According to student loan expert, Heather Jarvis, attorney and founder of AskHeatherJarvis.com, a growing number of first time college entrants are getting federal unsubsidized loans. Undergraduates are choosing the Stafford Loan option, which carries a fixed rate of 3.4%, while graduate and professional students are taking PLUS Loans that currently offer a fixed rate of 7.9%. Because Congress sets the interest rates for federal loans, there is a concern that interest rates will go up unless a cap is put in place. In fact, the interest rate on new Stafford Loans is set to double starting July 1 from 3.4% to 6.8% if Congress does not act on preventing the increase.

Also see: Will Student Loan Interest Rates Double?

Despite which federal loan is involved, lowering the interest rate can enable the borrower to pay debt on time and at a faster pace. One solution, Jarvis suggests, is to "set up automatic direct debit payments," which will reduce your rate about 0.25%. Another option, according to the website StudentAid.ed.gov, is to go with the "Standard Repayment Plan," which requires fixed payments of $50 every month but allows you to take up to 10 years to pay off your loan. This approach will enable you repay your debt in a timely manner at a lower interest rate. Consolidation, Jarvis reveals, is a third option for those who took out their loans before 2006. Because loans taken out prior to 2006 were at variable rates, Jarvis highly suggests that now is the time to consolidate in order to get a lower fixed rate, which will, in effect, save you money.

Private loans are usually offered at interest rates that are higher than federal loan rates. Variable rates are most likely to be given to those that are new loan applicants, but if you have good credit you can opt for a fixed rate. Both the Discover and Wells Fargo websites suggest going for the variable option that they offer at a low rate. However, that rate can certainly change over time, which can make it difficult to determine how much you will be paying two or three years down the line.

Also see: Young Student Loan Borrowers Are Bagging the Home Mortgage and Auto Markets

Fixed rates, on the other hand, give you the option to predict how much you will be paying in the long run, but if the bank decreases its interest rate you would not be able to take on that lower amount. The top option offered by both Discover and Sallie Mae is once again the "Automatic Debit" plan, which removes a fixed amount of funds for your bank account and also makes you eligible for a 0.25% reduction to your interest rate.

Another possibility, according to Alltuition.com, is consolidation or refinancing where you can go to a private lender who will then buy all of your old loans and then issue you a new one. Once that occurs, you will be able to dictate the terms of repaying that debt, which can also lead to the lender providing you with a lower interest rate on that loan.

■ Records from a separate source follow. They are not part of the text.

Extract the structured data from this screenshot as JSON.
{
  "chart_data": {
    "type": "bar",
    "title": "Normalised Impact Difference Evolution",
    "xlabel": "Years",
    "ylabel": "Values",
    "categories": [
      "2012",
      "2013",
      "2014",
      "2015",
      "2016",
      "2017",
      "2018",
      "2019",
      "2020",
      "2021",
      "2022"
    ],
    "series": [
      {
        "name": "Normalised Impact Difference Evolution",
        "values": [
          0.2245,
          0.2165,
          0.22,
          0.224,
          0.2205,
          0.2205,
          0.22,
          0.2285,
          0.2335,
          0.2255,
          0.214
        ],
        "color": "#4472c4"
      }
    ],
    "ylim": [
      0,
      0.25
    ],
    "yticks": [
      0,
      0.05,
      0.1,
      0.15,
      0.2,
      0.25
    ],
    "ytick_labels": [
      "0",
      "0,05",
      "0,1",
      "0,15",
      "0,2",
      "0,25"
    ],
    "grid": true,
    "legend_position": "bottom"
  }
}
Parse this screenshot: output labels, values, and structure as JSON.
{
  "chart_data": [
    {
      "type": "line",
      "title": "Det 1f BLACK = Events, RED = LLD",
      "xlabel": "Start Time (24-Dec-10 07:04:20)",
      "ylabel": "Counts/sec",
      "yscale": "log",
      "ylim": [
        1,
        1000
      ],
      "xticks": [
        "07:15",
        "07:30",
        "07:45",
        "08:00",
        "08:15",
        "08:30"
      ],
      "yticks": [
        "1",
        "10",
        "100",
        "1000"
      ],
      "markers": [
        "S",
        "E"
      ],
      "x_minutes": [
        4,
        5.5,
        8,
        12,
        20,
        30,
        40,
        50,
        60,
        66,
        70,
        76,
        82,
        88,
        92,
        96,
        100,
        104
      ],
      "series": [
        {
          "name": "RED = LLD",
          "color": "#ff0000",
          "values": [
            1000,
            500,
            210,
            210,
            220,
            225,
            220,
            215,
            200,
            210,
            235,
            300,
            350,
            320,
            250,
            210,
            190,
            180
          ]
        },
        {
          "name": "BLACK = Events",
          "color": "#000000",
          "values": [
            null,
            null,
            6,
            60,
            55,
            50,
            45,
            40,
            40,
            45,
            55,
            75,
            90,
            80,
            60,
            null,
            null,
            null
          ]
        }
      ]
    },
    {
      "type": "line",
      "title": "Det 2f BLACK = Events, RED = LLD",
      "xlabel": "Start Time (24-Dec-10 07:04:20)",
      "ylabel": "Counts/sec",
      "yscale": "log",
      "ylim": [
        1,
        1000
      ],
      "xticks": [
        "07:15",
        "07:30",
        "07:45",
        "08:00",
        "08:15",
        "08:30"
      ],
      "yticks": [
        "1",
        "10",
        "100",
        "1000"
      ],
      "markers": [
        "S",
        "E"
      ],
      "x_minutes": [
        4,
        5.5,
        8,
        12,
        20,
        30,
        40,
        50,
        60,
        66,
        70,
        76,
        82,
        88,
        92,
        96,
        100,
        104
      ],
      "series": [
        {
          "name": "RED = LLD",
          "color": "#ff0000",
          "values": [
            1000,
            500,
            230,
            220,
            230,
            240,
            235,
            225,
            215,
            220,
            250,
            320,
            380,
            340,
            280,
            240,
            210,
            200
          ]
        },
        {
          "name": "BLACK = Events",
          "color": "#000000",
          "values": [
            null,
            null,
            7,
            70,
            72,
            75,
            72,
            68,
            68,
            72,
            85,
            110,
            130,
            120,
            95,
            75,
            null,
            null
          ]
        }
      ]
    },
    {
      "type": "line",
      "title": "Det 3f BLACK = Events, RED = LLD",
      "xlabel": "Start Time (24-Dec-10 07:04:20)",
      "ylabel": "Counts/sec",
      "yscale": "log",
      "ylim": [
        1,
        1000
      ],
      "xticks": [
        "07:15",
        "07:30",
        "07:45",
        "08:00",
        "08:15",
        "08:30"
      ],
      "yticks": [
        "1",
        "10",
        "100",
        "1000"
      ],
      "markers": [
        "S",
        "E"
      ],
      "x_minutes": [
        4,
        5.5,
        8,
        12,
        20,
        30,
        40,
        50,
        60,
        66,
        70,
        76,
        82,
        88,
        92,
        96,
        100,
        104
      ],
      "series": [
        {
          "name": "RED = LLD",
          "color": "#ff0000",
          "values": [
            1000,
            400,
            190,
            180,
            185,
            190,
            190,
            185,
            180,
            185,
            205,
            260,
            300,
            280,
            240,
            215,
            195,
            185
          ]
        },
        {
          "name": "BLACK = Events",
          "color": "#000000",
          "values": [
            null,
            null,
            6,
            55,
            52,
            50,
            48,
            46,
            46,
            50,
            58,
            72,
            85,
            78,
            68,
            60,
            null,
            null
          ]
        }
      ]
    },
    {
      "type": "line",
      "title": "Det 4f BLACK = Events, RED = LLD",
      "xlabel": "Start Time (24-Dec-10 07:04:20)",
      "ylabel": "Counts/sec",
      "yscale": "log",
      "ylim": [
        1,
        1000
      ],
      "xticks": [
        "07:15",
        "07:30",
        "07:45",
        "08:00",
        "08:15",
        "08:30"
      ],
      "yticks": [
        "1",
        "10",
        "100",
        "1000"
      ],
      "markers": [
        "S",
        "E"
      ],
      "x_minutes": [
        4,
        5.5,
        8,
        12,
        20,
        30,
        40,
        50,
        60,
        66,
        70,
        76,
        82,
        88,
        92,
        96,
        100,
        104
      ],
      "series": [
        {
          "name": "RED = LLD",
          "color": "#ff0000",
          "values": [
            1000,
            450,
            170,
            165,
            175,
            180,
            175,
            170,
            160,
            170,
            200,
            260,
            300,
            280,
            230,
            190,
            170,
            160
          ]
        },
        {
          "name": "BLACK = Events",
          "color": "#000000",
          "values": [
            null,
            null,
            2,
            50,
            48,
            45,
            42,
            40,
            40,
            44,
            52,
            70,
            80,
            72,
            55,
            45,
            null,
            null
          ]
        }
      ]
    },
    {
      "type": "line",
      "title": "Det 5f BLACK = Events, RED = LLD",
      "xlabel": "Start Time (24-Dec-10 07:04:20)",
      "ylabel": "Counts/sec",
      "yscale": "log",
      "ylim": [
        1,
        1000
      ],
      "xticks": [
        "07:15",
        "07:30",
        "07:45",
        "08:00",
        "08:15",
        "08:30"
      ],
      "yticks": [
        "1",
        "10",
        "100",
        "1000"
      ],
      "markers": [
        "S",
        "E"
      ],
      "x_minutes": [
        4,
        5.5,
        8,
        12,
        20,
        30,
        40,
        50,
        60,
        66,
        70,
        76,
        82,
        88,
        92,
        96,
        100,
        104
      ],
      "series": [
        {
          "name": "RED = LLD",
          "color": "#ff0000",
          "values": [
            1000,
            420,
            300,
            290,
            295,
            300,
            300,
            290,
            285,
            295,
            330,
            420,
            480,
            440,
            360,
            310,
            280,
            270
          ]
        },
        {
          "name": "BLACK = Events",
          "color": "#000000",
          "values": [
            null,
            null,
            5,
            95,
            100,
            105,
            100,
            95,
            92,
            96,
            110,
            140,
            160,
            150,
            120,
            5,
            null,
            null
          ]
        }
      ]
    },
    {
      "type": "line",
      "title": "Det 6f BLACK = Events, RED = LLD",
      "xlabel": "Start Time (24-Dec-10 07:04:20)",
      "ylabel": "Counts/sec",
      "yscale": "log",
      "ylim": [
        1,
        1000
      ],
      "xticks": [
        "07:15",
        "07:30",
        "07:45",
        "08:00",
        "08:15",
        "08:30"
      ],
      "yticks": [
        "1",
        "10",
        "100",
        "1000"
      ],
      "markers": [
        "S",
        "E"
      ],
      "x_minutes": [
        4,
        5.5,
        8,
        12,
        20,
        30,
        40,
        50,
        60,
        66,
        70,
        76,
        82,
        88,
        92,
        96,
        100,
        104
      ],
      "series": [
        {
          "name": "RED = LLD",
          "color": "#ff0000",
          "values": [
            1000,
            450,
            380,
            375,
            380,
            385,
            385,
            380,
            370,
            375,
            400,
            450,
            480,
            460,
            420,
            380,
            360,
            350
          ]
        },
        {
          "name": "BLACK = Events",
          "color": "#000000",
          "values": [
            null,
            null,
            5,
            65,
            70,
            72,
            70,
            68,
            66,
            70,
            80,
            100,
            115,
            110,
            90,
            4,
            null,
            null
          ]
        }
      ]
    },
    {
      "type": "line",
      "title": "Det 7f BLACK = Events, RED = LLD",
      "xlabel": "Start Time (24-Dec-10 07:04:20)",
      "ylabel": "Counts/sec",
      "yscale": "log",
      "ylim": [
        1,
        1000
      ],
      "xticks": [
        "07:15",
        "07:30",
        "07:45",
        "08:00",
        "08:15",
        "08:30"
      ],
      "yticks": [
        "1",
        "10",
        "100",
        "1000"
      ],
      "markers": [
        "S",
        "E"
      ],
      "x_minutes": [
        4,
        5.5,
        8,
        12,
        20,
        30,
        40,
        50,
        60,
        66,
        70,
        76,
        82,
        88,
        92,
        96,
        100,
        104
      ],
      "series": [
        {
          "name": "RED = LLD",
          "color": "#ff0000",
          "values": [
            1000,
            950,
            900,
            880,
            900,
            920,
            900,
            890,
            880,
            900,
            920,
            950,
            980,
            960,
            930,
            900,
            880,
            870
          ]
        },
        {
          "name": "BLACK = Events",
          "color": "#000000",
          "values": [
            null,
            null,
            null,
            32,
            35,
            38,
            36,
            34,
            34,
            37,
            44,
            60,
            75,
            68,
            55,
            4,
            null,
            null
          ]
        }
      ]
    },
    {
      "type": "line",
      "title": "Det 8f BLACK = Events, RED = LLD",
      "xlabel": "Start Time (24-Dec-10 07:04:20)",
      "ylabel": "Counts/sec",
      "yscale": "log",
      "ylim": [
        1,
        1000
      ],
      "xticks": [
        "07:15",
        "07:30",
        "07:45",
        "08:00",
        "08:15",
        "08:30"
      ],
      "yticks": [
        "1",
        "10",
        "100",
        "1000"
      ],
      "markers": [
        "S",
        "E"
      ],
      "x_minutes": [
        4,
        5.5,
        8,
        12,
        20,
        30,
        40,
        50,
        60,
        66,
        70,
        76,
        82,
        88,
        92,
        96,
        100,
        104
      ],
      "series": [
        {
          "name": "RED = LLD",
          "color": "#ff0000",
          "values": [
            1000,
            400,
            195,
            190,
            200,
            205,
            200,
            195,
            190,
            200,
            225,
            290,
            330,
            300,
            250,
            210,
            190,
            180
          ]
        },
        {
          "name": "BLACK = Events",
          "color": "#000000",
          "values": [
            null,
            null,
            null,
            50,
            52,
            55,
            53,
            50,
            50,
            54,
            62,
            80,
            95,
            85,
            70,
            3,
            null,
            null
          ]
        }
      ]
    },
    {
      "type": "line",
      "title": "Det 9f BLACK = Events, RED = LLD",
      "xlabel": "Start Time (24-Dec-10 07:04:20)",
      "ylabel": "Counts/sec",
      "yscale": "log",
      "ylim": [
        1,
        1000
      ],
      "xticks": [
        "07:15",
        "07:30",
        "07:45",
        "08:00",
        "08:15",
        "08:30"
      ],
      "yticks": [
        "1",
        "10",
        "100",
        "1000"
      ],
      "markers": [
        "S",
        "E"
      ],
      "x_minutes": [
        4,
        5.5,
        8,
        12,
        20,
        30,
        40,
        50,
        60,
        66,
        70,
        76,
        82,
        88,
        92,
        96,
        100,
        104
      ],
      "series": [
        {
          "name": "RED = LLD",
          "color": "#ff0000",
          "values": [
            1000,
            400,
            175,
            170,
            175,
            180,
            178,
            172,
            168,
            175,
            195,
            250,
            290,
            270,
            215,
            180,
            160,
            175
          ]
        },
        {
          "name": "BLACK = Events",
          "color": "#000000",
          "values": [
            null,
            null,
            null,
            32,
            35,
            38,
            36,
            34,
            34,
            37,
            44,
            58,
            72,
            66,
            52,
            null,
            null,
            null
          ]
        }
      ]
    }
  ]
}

However, Heather Jarvis has an altogether different solution to lowering the rate on a private student loan, which also involves refinancing. The first step is to take out a completely new loan at a lower interest rate than you had with your student loan. Once you have received those funds, you can use it to pay off your previous loan essentially leaving you with a debt that comes with a lower interest rate than the one you had before.

Also see: Student Loan Bill from Sen. Elizabeth Warren Gains Traction

In the end, the key to maintaining a lower interest on your student loans is to pay them on time. If you miss a payment you may be subject to late fees and your private loan will go into default, which can end up being very costly for the borrower in the future.